This study draws from two projects: Active and Safe Routes to School (ASRTS) and Spatial Temporal Environment and Activity Monitoring (STEAM) project. ASRTS is an ongoing four-year community collaborative research project within 26 schools in Southwestern Ontario, Canada examining AST of elementary school children (activesaferoutes.ca). This program aims to increase student’s AST participation through location specific targeted interventions and schools are selected based on their interest in the program. Presentations are given in every classroom in participating schools and children are sent home with a letter of information and parent survey. Older children in grades 4 to 8 are also given the opportunity to complete a child survey if they receive parental consent and provide their own assent. The final sample includes 3748 children (recruitment rate: 41.7%), with 1660 completed child surveys and 3613 completed parent surveys.

The STEAM project (steamproject.ca) is a study conducted between 2010 and 2013 within 33 schools across Southwestern Ontario examining environmental influences on children’s health and well-being. Further details of this mixed methods project are available elsewhere [45]. Schools were randomly selected from stratified groups based on neighborhood income, with 33 of the 63 schools (52.4%) that were contacted agreeing to participate. Presentations were given in grade 5 to 7 classrooms at participating schools, and letters of information, parent surveys, and parental consent forms were distributed to students. All students with consent were asked to provide assent and complete the child survey. The final sample includes 932 children (recruitment rate 66.9%), with 876 completed child surveys and 758 completed parent surveys.

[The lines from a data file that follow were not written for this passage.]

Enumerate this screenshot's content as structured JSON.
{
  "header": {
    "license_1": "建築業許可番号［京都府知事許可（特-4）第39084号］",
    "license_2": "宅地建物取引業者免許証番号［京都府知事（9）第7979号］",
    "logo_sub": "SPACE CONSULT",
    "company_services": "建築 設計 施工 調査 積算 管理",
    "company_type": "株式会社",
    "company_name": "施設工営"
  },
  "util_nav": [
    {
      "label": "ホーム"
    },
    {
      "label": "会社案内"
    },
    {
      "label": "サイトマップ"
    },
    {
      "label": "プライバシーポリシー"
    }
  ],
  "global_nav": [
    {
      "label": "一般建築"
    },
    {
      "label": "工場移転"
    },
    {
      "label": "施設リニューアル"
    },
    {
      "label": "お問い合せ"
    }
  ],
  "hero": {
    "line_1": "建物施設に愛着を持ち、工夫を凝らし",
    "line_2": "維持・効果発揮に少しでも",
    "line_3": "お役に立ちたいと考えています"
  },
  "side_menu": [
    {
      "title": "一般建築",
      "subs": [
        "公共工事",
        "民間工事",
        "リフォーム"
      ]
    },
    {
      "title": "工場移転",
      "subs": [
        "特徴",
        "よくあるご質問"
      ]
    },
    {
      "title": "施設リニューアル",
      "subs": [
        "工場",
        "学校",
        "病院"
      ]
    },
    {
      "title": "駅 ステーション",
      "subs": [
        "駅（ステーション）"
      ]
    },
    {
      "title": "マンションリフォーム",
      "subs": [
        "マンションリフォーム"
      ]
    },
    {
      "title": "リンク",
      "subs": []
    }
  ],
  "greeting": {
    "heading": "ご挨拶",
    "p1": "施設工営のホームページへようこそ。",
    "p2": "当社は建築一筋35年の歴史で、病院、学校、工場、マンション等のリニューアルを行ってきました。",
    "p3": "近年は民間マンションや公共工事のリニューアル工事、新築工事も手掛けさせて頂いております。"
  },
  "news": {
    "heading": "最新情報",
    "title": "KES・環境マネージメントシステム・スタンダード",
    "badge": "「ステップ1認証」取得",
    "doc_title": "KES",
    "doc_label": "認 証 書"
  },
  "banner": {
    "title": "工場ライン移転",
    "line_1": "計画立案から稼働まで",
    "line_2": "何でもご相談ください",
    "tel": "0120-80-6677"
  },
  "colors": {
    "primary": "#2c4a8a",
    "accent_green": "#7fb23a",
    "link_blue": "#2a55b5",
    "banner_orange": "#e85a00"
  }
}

Data provided by these two studies are collected from parent and child surveys that ask identical questions about AST. The parent survey includes questions about family SES, postal code, the journey to and from school, and perceptions of barriers to AST. The child survey includes questions about child and family demographics and perceptions of barriers to AST. These surveys includes previously-validated questions assessing AST and children’s perceptions of their local environments from other widely-used surveys, including Neighborhood Quality of Life Study and the Neighbourhood Environment Walkability Scale [46,47,48,49].

Sample

The sample used in this study will combine data from the baseline survey of the two projects (N = 4680) from 48 elementary schools across Southwestern Ontario, Canada (i.e., City of London, Middlesex County, City of St. Thomas, Elgin County, Oxford County, Chatham-Kent, City of Sarnia, Lambton County, and Essex County). There are two exclusion criteria for this study. Observations without a parent and child survey completed were removed from the sample, resulting in 2501 children removed from the sample. All children who are bus eligible, defined as living more than 1.6 km from school [44], were excluded from the sample, resulting in 883 more children removed from the sample. Applying the exclusion criteria results in a final sample of 1296 paired parent and child who live within 1.6 km of their school. The characteristics of the final sample can be found in Table 1.

Measures

Dependent variable

There is variation within the literature on consistency of definitions and measurements of AST used in research. A systematic review conducted by Lu and collegues [18] on AST states that although there is currently no “golden rule” for defining AST, it is necessary for researchers to provide a valid rationale for how AST is defined in their research. The dependent variable for this analysis is parent-reported rates of AST from the parent surveys, with students classified as an active traveler if they identified their mode of travel as active more than 50% of their total trips. A 50% cut-off is used for this study, as the results are being used in the development of an intervention that has the goal of getting every child who lives within walking distance to walk on a regular basis. Modes considered active for the purposes of this study include walking, bicycling, scootering, skateboarding, and rollerblading. Inactive modes included car or personal vehicle, with children who take a bus being excluded from this study. From this definition of AST, two dependent variables were developed: (a) AST to school more than 50% of the total trips; (b) AST from school for more than 50% of the total trips.

Independent variables

Following the socio-ecological framework, this study uses three levels of independent variables that will be used as control variables: intrapersonal, interpersonal, and physical environment [41, 50]. Policy is controlled for by excluding all children who live outside of the walk zone of each school.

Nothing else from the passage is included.